El doctor Maldonado Molina indicó que contrario a otros institutos cardiovasculares de la Isla, el ambiente en el Centro Cardiovascular del Hospital Hermanos Meléndez “es un poco más familiar. Creo que en los sitios grandes donde se hace mucho, a veces, se pierde ese contacto íntimo y directo con el paciente. Se convierte en una rutina. Por eso me gusta este hospital porque tiene ese calor humano con los pacientes que me hace sentir como en casa”.
“Queremos ir creciendo. Estamos en un programa joven y vamos a hacer todos los esfuerzos para poder brindar los servicios 24 horas, siete días a la semana; y ampliar la cartera de procedimientos”, añadió el doctor Pérez Marrero.
Sin embargo, las personas tienen en sus manos disminuir el riesgo de padecer de muchas enfermedades. En el caso de las cardiopatías, los primeros pasos preventivos son controlar la presión sanguínea, visitar al médico para que no se descontrolen los niveles del colesterol y de la azúcar en la sangre, según Pérez Marrero.
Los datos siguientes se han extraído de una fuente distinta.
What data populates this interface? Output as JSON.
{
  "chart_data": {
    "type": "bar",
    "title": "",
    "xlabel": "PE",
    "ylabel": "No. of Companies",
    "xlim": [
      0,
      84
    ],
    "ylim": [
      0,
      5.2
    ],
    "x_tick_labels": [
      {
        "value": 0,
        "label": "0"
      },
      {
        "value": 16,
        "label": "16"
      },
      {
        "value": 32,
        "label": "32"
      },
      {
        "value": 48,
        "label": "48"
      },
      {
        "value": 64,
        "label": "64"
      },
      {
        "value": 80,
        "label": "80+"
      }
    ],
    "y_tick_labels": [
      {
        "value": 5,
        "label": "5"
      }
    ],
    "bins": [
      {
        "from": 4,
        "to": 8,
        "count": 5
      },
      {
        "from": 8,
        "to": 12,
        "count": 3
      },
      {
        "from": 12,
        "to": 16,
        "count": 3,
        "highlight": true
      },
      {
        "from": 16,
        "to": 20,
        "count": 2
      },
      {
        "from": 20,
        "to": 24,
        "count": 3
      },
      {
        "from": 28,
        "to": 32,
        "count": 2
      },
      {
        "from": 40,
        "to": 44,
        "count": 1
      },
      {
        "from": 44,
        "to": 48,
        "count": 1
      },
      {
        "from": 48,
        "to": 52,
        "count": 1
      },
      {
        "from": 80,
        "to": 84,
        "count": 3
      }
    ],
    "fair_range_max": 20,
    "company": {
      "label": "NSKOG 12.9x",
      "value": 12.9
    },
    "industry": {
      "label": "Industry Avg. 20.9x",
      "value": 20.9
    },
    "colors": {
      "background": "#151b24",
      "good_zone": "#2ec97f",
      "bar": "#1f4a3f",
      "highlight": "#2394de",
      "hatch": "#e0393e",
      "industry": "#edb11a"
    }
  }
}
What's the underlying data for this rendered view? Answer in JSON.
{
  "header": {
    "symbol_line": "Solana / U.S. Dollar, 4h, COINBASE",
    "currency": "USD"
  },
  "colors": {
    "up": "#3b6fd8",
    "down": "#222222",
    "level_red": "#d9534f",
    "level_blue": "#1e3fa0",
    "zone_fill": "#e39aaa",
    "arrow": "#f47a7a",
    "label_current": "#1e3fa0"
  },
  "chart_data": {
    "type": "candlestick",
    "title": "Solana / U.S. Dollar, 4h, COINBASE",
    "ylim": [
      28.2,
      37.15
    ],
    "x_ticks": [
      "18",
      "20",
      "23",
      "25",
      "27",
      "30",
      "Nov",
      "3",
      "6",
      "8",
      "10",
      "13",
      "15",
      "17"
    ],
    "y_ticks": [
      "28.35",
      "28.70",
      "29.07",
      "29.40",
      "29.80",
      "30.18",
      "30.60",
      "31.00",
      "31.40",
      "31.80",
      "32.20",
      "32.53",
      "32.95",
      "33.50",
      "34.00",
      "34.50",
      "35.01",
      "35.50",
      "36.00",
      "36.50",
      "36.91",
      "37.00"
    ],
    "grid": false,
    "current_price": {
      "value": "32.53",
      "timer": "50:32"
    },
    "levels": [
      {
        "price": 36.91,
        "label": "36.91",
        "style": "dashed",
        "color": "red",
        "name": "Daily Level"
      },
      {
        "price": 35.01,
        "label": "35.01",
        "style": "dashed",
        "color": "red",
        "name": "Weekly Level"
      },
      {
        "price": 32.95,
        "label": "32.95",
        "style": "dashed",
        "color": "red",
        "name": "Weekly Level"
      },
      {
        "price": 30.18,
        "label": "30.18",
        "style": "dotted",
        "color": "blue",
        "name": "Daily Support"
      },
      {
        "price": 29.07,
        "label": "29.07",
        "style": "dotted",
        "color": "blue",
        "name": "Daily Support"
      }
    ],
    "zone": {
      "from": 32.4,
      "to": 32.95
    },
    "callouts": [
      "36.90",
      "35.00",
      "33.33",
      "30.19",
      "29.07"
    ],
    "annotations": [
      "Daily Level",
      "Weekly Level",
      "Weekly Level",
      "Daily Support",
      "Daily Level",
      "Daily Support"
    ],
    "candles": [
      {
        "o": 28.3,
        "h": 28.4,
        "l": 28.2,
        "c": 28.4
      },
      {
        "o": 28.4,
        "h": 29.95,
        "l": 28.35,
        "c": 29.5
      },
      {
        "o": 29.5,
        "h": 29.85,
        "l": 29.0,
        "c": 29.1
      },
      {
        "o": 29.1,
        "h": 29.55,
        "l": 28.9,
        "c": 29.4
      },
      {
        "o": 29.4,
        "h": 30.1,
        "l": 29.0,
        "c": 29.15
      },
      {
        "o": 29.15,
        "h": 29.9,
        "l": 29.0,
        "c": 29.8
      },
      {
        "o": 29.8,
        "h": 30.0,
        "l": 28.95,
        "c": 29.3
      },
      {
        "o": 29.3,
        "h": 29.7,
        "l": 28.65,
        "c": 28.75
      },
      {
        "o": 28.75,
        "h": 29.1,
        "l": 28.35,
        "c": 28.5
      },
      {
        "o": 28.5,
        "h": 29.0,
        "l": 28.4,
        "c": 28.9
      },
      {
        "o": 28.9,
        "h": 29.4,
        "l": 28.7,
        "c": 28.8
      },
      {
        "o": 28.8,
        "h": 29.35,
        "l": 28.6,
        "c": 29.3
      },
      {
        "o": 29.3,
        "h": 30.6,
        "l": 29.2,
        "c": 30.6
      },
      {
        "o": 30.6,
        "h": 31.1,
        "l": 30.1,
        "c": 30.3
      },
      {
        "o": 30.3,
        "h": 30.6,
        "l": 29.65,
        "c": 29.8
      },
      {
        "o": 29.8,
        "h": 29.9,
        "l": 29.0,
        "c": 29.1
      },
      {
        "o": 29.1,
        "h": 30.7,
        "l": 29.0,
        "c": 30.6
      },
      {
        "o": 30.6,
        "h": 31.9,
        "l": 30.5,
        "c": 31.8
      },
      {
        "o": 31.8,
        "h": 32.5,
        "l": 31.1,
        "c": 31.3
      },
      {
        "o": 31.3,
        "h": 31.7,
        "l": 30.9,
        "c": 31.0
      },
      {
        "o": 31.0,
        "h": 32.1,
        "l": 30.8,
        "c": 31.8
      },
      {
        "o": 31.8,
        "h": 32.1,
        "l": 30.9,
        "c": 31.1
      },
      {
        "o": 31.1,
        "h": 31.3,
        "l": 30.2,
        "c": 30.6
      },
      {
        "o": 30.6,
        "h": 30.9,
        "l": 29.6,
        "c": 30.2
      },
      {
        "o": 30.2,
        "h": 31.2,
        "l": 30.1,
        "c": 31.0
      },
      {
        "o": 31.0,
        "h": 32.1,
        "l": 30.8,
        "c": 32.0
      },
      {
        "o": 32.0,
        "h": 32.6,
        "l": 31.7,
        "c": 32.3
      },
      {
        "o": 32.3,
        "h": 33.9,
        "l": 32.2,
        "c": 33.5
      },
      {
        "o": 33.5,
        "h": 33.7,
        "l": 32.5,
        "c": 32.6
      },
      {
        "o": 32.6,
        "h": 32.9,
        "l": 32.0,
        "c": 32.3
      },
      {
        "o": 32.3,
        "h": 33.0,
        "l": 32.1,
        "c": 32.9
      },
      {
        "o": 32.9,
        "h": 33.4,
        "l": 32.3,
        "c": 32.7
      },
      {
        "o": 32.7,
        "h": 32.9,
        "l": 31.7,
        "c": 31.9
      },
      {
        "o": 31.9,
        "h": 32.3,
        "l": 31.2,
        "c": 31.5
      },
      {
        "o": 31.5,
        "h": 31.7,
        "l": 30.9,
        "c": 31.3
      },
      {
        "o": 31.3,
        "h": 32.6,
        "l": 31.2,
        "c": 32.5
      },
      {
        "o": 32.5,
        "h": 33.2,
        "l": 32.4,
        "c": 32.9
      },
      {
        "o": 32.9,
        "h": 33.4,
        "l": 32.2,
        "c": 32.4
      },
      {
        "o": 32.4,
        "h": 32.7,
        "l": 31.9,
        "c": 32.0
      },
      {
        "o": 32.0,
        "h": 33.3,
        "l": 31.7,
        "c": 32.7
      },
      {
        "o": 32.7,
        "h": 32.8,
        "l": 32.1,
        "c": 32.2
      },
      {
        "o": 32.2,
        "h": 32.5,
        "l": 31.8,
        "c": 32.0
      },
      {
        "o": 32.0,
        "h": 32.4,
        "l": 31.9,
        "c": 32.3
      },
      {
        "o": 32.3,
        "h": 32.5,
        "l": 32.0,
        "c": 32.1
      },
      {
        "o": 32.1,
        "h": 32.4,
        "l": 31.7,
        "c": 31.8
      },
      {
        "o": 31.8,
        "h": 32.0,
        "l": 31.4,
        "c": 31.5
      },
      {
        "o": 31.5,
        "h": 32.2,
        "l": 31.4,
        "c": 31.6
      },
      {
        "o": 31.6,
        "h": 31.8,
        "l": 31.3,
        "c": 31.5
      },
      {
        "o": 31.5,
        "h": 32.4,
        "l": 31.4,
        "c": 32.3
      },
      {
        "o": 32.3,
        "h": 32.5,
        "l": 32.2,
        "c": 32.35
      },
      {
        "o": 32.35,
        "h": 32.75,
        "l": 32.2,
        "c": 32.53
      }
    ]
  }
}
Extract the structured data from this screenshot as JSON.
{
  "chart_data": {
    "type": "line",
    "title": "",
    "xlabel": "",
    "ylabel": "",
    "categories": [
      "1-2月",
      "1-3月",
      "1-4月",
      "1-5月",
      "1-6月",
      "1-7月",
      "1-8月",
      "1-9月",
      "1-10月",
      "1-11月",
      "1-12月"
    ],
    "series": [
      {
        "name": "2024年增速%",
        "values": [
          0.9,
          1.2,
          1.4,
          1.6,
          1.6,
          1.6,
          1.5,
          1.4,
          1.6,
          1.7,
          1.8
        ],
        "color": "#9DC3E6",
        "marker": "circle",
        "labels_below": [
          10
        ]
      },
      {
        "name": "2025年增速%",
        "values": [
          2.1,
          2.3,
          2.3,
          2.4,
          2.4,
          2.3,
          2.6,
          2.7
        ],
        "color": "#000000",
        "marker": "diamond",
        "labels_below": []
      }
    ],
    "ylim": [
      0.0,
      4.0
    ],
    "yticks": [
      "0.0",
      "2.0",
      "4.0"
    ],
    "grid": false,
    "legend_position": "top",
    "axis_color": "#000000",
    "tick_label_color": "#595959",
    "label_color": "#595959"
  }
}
“Lo que más pudieran hacer es dejar de fumar, porque el cigarrillo está relacionado directamente con enfermedades cardiovasculares. Es un factor que uno puede cambiar y prevenir”, advirtió el galeno.
El número de hombres y mujeres, entre 40 y 50 años, con cardiopatía ha aumentado en los últimos años. “La cantidad de pacientes jóvenes que estamos viendo es mayor que antes. La causa es multifactorial. Se relacionan la predisposición genética, la dieta y la incidencia de diabetes en Puerto Rico es bien alta. El más joven que he operado tenía 21 años de edad. Yo creo que hay que empezar a cambiar desde que los niños empiezan a comer y los papás empiezan a comprarles comidas en los ‘fast foods’. Eso es un problema. Hay que prepararles comida saludable y hacer ejercicios”, recalcó Maldonado Molina.